I like to look at the ocular surface before I put any type of dye in if I can. When the patient blinks and the conjunctiva moves, that eye is dry. Seriously, I can almost hear the conjunctiva squeak. If you see punctate keratopathy on the cornea before using any dye, that eye is really dry. Now put in fluorescein. Check the staining pattern. Count out tear breakup time. As I have said many times over the years, all you have to do is use fluorescein, and you can make the diagnosis of DED and determine if treatable inflammation is present. Having said that, all of my colleagues who have enjoyed dancing on my head at meetings because I pooh-pooh the need for lissamine green are mostly right; when you stain with lissamine green, mild DED is often unmasked as the severe DED it really is. In addition, a quick smartphone picture of lissamine green staining is impactful when shown to a patient.

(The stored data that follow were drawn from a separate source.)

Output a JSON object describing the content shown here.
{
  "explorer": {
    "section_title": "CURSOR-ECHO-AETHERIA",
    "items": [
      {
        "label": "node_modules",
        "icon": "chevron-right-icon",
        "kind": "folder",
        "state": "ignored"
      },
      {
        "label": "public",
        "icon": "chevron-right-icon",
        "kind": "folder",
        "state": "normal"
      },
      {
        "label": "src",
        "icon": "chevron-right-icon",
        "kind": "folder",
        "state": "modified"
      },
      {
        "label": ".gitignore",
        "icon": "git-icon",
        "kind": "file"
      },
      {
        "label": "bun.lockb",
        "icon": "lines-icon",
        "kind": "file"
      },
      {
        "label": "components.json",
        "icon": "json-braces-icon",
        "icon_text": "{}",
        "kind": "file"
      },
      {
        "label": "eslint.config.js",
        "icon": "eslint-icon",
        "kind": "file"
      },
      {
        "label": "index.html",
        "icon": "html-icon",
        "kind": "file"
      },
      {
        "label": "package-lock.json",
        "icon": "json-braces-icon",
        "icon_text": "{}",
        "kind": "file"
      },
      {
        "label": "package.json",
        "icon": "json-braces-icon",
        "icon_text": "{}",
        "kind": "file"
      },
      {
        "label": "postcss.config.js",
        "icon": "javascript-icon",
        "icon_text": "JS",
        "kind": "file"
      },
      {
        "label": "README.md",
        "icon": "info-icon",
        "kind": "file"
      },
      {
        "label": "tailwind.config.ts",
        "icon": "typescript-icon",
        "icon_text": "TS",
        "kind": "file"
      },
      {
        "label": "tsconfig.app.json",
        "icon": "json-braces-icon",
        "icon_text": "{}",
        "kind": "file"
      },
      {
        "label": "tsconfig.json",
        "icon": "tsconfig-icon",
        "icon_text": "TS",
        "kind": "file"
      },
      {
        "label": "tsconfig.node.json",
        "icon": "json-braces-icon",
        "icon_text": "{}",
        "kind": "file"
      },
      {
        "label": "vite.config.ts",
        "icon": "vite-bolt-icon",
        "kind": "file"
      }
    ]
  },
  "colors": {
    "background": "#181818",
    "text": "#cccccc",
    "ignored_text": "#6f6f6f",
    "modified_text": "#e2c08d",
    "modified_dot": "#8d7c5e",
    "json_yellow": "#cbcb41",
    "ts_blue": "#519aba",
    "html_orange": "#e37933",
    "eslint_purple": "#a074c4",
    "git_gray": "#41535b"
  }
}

I stand by my prior statements on rose bengal: The only reason to use it is to show off that you know it is ben-GAHL and not BENG-al.

And there you have it. You have diagnosed DED, you have the data to determine the type of DED, and you have evidence for the presence or absence of inflammation that can be treated. Next month in “treating dry eye 201,” we will tackle the challenge of determining an initial treatment plan based on the most basic information gathered in our exam.